The importance of slavery for the formation of capitalism is difficult to overstate. The mindboggling amount of uncompensated labor contained in plantation cotton was the first great source of value for the rising capitalist class. Gathered in industrial upstarts like Manchester and Lowell, it became the foundation for all industrial capital accumulation thereafter. The descendants of slaves, and dispossessed First Nation Americans, have perhaps more claim than anyone else to the wealth born from industrial capitalism. This moves the question of reparations to center stage, not just as a domestic concern in the United States, but also as a transitional demand in an international struggle for socialism. Here in Memphis, a democratic peoples’ government would certainly begin on the right foot by expropriating the real estate and capital goods, which were bought and built with money from “cotton row,” the string of cotton trading houses along Front Street.

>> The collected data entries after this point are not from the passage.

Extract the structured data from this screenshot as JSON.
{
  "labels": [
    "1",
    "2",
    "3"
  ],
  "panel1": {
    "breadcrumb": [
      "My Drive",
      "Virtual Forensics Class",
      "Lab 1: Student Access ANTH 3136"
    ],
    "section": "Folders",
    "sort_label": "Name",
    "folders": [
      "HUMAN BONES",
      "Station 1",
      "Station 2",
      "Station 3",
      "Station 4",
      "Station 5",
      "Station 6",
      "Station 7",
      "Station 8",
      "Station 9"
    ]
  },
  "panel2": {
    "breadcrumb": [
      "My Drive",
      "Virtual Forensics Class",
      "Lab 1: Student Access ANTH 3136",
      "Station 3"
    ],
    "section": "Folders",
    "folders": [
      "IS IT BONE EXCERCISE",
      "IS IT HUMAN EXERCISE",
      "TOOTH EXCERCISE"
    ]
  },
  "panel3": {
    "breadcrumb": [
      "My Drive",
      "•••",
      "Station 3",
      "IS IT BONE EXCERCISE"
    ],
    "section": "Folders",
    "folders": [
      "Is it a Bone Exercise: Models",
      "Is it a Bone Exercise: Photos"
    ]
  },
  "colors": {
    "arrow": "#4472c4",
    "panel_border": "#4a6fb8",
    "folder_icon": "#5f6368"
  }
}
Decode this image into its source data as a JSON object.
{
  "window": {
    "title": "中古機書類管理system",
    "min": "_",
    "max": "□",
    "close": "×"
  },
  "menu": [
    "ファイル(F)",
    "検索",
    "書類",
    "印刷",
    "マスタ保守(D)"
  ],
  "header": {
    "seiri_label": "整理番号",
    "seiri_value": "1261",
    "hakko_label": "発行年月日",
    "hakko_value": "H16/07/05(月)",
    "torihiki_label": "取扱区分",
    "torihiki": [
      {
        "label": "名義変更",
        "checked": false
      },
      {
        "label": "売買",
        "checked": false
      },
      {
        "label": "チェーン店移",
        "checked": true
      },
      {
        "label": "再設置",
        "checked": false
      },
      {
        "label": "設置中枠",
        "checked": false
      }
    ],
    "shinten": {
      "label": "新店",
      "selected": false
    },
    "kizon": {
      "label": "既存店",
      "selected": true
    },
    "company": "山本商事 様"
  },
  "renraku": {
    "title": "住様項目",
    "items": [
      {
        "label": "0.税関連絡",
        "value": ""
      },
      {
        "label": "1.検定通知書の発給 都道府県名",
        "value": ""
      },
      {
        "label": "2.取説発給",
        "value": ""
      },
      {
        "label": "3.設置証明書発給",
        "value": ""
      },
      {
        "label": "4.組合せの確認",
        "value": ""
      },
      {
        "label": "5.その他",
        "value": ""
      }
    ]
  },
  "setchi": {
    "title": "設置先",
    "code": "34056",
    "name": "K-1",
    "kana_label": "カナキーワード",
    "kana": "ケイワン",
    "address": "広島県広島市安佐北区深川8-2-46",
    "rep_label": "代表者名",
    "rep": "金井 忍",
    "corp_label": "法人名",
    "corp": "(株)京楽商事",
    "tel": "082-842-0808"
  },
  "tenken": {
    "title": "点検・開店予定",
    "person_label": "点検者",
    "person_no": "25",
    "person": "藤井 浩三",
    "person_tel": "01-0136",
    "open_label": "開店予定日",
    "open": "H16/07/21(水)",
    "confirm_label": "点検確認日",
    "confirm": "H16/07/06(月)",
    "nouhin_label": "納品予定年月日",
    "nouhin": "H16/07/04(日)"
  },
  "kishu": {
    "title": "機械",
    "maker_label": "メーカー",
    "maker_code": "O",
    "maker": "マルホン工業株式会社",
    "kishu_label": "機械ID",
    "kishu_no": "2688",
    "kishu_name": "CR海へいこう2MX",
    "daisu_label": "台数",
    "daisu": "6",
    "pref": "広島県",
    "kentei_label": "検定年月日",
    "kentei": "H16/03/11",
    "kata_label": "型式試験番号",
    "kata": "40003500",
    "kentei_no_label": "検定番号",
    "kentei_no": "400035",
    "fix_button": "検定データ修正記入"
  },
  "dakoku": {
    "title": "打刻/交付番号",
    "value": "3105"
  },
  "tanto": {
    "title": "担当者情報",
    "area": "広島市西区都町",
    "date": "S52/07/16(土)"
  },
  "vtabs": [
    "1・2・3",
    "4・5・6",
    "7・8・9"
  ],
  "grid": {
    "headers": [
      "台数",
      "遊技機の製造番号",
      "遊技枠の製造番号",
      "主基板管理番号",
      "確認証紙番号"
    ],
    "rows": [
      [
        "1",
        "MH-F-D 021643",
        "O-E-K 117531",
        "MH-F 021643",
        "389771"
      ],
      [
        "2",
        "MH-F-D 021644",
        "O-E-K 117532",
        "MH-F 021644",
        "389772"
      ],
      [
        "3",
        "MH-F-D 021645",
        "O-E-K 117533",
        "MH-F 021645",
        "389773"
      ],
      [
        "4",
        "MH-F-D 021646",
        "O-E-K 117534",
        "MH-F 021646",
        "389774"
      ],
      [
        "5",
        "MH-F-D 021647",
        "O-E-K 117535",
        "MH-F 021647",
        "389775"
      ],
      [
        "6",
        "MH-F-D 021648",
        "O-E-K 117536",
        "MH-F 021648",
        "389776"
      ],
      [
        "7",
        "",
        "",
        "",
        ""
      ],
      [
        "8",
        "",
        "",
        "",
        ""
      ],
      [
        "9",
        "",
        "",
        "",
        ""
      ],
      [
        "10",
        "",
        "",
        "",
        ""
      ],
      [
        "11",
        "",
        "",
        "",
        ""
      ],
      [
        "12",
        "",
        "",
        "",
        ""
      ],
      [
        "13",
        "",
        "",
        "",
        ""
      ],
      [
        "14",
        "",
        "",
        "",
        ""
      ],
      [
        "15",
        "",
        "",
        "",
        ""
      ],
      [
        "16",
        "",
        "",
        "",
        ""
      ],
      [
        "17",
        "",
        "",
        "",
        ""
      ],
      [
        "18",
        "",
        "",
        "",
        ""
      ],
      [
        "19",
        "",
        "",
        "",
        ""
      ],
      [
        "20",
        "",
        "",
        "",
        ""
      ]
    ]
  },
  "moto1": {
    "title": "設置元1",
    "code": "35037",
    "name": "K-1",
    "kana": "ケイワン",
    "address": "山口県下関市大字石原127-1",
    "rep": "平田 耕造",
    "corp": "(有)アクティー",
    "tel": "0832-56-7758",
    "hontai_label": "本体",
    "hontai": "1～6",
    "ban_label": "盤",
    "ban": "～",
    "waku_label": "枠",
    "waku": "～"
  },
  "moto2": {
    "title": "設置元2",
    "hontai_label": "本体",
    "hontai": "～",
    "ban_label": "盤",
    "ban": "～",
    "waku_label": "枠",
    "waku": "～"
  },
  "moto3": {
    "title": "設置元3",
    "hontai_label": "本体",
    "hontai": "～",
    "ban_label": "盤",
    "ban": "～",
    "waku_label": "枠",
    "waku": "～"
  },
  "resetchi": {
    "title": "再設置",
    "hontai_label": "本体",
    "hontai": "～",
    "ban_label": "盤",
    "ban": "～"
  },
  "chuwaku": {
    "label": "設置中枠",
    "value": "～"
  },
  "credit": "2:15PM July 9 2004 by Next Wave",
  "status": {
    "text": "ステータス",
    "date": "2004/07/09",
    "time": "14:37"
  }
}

By the time I joined the cotton industry, the old cotton houses had moved from Front Street out to the white-flight suburbs. Although now consolidated into the “big four,” the shadowy world of cotton oligopoly still exists. The cotton trade is still directed from atop a 500-year-old web of social forces. In the midst of broad economic ruin, in February 2009, management flew us on a luxury trip to the Cayman Islands to celebrate a flush year. Drinking rum next to a roasting pig, our conversation moved seamlessly from the perfect weather at the resort to state agricultural policy in China. It never occurred to us that we glutted our cotton-trade funded treats on the very ground where first the global cotton trade itself had been violently born. Perhaps if I had had Empire of Cotton with me for beach reading, it would have looked different. Beckert’s readable prose makes a rich historical tapestry that organically, though without naming the concepts themselves, details the political economy and relations of production, of cotton, and with it, all of early capitalism. It is a powerful invocation against forgetting, for Marxists, liberals, and cotton merchants alike.